Robert Wingfield, a Texas resident, agreed to pay $385,000 of the settlement and Bill Ma of New Jersey agreed to pay $50,000 to settle a case stemming from a lawsuit filed by James Valenti, Jr. under the whistleblower provision of the False Claims Act.
According to the U.S. Justice Department, Mr. Wingfield and Mr. Ma devised a scheme to import aluminum extrusions – parts used for manufacturing shower doors and other enclosures – from China without paying anti-dumping and countervailing duties.
The U.S. imposes those duties on certain imports to level the playing field for domestic products and manufacturers and prevent foreign companies from “dumping” their products into the U.S. market at prices below cost.
The complaint alleged that Mr. Wingfield, who was the U.S. sales representative for Tai Shan Golden Gain Aluminum Products, the Chinese company that exported the aluminum extrusions, conspired with domestic importers to submit false information to the U.S. government to evade duties.

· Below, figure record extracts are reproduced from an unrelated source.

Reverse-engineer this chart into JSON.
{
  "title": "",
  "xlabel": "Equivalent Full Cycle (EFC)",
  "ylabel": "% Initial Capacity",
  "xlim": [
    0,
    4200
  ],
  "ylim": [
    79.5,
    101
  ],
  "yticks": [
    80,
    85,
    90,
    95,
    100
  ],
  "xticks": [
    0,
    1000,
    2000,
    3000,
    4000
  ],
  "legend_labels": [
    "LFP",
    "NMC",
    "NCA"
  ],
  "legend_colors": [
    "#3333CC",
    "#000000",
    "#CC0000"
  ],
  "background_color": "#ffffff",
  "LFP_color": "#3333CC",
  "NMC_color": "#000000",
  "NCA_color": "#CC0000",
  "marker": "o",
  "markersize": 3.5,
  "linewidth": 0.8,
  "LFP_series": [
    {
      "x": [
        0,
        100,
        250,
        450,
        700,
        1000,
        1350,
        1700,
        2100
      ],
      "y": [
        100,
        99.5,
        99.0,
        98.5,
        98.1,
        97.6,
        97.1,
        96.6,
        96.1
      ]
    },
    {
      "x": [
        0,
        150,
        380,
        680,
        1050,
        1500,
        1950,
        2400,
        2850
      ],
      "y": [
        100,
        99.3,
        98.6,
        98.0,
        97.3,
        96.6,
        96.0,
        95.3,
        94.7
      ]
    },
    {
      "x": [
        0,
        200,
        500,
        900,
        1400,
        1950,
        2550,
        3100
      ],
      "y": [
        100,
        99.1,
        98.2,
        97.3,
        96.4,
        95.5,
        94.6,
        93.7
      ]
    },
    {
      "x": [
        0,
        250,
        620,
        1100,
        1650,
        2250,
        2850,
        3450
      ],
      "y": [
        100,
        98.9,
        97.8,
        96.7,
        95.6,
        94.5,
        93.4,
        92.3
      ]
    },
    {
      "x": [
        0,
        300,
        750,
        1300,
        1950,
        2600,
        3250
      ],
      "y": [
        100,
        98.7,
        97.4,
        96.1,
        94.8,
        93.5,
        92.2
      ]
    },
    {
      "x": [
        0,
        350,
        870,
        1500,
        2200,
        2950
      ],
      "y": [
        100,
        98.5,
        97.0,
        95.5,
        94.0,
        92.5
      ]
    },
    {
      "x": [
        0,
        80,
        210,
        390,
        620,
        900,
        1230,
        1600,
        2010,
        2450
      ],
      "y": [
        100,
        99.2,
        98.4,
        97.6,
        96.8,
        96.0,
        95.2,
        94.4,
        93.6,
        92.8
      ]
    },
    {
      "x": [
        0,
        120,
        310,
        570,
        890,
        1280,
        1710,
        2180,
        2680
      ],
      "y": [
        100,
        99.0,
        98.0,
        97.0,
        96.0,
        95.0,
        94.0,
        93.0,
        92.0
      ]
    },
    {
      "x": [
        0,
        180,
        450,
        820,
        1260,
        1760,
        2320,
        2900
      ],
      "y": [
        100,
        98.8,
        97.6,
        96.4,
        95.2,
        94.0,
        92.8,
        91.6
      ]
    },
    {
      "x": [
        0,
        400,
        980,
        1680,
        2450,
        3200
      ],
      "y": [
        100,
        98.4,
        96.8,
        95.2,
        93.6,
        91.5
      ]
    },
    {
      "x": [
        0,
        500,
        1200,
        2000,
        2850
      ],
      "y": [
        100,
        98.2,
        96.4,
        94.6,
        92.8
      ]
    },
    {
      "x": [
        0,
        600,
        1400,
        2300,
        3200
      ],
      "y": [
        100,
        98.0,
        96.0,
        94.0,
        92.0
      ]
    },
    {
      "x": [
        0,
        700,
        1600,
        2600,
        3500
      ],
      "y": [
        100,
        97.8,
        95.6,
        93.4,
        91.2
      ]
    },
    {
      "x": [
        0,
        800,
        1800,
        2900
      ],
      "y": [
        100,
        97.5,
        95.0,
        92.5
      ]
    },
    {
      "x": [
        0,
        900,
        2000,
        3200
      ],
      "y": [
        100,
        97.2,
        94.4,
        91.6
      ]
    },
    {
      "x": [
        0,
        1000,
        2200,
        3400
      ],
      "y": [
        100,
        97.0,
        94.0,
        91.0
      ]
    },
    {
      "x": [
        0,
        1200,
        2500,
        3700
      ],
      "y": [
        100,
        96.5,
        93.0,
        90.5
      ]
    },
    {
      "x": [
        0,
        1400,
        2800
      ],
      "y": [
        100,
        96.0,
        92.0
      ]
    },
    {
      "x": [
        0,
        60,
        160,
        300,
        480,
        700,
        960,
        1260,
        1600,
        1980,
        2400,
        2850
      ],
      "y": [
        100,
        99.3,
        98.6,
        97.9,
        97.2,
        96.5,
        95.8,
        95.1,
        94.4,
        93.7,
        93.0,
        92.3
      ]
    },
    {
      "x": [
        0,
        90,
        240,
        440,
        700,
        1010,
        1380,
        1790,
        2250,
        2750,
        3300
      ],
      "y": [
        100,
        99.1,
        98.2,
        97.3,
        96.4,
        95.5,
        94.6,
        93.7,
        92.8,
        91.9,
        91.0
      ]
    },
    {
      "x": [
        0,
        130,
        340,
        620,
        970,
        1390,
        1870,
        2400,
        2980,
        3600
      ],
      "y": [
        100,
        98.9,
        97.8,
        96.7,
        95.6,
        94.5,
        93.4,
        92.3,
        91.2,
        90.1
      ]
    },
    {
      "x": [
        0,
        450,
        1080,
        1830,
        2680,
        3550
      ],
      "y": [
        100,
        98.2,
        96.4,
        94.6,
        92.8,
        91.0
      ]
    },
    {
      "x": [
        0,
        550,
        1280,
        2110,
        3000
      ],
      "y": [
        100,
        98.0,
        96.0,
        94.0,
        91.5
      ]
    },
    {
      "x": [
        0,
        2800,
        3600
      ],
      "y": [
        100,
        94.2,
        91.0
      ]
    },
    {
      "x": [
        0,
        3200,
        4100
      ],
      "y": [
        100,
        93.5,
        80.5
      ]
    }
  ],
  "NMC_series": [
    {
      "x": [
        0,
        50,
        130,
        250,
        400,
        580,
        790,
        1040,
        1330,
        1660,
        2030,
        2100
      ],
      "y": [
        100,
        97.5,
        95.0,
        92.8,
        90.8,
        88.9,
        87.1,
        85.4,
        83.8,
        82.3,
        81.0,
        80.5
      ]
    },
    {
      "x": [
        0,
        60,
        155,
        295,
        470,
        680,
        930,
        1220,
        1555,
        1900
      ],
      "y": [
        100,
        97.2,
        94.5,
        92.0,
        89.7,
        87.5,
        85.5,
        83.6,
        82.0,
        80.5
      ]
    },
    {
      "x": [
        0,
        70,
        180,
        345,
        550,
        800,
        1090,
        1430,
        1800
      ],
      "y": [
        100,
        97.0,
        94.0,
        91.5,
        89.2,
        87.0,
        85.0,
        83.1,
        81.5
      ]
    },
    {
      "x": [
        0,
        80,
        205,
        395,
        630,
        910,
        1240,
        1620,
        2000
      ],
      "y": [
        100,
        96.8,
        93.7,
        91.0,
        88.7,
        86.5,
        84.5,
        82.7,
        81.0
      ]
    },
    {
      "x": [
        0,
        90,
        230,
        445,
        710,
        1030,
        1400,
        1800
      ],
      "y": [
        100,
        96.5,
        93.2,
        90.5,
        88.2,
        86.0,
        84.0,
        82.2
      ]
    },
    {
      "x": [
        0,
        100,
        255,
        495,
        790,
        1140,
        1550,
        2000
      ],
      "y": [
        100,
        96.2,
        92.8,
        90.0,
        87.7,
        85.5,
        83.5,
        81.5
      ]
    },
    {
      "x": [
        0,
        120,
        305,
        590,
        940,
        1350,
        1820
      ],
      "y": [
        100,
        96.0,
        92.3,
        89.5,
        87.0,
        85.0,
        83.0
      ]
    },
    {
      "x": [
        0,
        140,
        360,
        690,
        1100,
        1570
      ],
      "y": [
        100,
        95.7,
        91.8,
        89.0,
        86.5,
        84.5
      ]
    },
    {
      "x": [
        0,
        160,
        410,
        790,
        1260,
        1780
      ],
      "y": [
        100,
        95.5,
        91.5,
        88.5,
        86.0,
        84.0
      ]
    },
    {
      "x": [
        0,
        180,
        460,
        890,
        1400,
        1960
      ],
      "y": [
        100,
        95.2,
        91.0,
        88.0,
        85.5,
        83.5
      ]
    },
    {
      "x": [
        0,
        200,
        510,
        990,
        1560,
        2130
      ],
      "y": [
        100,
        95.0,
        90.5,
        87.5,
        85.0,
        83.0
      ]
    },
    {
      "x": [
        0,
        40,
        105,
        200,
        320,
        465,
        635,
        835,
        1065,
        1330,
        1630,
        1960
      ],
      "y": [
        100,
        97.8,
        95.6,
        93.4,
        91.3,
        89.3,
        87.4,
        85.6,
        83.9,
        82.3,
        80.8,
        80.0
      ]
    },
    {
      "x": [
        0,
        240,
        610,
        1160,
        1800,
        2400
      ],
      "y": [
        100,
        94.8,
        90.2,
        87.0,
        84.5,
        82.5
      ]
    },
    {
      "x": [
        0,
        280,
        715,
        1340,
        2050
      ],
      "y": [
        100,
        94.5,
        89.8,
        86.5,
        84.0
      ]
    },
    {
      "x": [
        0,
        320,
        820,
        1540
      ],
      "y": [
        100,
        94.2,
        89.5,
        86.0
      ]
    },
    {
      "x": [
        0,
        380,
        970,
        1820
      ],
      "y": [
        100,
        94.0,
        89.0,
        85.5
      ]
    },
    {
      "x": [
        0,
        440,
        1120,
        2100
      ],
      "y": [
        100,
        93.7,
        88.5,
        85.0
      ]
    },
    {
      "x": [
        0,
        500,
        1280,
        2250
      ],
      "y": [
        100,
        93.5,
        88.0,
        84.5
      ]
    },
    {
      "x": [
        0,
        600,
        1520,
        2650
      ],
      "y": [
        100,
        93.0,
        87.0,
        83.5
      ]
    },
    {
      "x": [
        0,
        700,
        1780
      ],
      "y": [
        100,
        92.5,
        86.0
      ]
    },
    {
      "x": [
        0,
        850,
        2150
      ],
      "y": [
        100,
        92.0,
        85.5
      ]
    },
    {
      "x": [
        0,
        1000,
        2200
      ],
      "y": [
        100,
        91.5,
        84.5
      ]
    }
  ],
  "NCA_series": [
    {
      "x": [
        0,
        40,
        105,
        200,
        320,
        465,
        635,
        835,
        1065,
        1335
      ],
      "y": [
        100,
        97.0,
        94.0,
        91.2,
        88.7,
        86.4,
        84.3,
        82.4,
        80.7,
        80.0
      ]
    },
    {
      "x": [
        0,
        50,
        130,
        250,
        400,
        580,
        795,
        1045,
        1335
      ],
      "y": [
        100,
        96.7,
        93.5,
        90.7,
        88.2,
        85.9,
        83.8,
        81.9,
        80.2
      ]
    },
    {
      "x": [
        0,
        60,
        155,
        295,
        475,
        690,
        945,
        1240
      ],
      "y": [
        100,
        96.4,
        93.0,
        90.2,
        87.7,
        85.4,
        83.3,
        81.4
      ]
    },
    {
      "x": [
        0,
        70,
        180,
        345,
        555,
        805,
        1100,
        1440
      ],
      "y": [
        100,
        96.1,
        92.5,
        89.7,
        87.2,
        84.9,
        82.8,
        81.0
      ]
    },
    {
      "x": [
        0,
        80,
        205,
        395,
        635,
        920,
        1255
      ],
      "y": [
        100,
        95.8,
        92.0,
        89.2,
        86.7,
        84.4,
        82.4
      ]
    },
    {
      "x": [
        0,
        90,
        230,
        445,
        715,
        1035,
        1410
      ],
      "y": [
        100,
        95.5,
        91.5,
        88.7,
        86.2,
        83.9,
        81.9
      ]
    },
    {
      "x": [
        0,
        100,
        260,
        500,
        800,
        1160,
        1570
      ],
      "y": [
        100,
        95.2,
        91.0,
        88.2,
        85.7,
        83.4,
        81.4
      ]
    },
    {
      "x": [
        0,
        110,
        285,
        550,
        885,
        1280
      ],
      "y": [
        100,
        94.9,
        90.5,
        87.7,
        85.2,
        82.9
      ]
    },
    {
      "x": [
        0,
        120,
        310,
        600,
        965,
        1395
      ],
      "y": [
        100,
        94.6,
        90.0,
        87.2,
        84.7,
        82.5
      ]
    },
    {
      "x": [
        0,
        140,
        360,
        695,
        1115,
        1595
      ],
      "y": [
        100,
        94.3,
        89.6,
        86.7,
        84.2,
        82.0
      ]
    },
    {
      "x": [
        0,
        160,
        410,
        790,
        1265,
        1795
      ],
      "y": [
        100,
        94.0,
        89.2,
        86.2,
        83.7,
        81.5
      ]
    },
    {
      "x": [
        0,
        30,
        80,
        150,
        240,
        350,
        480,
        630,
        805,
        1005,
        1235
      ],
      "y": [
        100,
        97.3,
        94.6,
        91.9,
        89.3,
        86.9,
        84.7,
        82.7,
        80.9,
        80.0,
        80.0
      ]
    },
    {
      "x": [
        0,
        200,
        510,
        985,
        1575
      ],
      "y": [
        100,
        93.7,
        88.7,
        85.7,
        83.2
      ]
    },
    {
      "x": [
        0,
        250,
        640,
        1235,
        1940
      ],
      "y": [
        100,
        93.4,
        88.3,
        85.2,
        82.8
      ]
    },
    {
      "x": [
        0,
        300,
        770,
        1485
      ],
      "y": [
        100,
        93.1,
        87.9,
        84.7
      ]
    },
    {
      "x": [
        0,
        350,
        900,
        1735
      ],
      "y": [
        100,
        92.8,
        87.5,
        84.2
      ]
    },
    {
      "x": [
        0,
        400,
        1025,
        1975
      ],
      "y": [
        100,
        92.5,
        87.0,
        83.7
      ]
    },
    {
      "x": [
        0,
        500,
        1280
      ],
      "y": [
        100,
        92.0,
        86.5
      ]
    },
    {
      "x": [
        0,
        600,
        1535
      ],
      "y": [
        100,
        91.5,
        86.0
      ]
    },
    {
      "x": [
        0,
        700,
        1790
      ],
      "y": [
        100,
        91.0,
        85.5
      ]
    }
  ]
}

To facilitate this customs duties fraud scheme, Mr. Ma formed Northeastern Aluminum Corp. (Northeastern), to act as the importer of record for the goods in an attempt to shield the real importers from liability. The complaint asserts that Mr. Ma misrepresented the country of origin of the goods as Malaysia, when the goods were actually manufactured in China and merely shipped through Malaysia, a country not subject to the same customs duties.
The settlement is one part of broader litigation stemming from Mr. Valenti’s lawsuit. The U.S. government previously settled with four other importers implicated in the scheme, and the settlements with Mr. Wingfield and Mr. Ma bring the total amount recovered to more than $4.58 million.
Mr. Wingfield also pleaded guilty to one count of using false statements to import goods into the United States.
“The nation’s customs laws are designed to protect domestic manufacturers from unfair competition abroad,” said Benjamin Mizer, head of the Justice Department’s Civil Division. “These settlements show that the Department of Justice is committed to pursuing claims against anyone involved in a scheme to seek an unfair advantage in U.S. markets by evading duties on imported goods, including individuals who make such evasion possible by the businesses that import the goods.”
Mr. Valenti will receive about $79,000 as his share of the settlement arising from his whistleblower complaint. Mr. Valenti also received a share of other recoveries resulting from his lawsuit, including an award of more than $555,000 in February.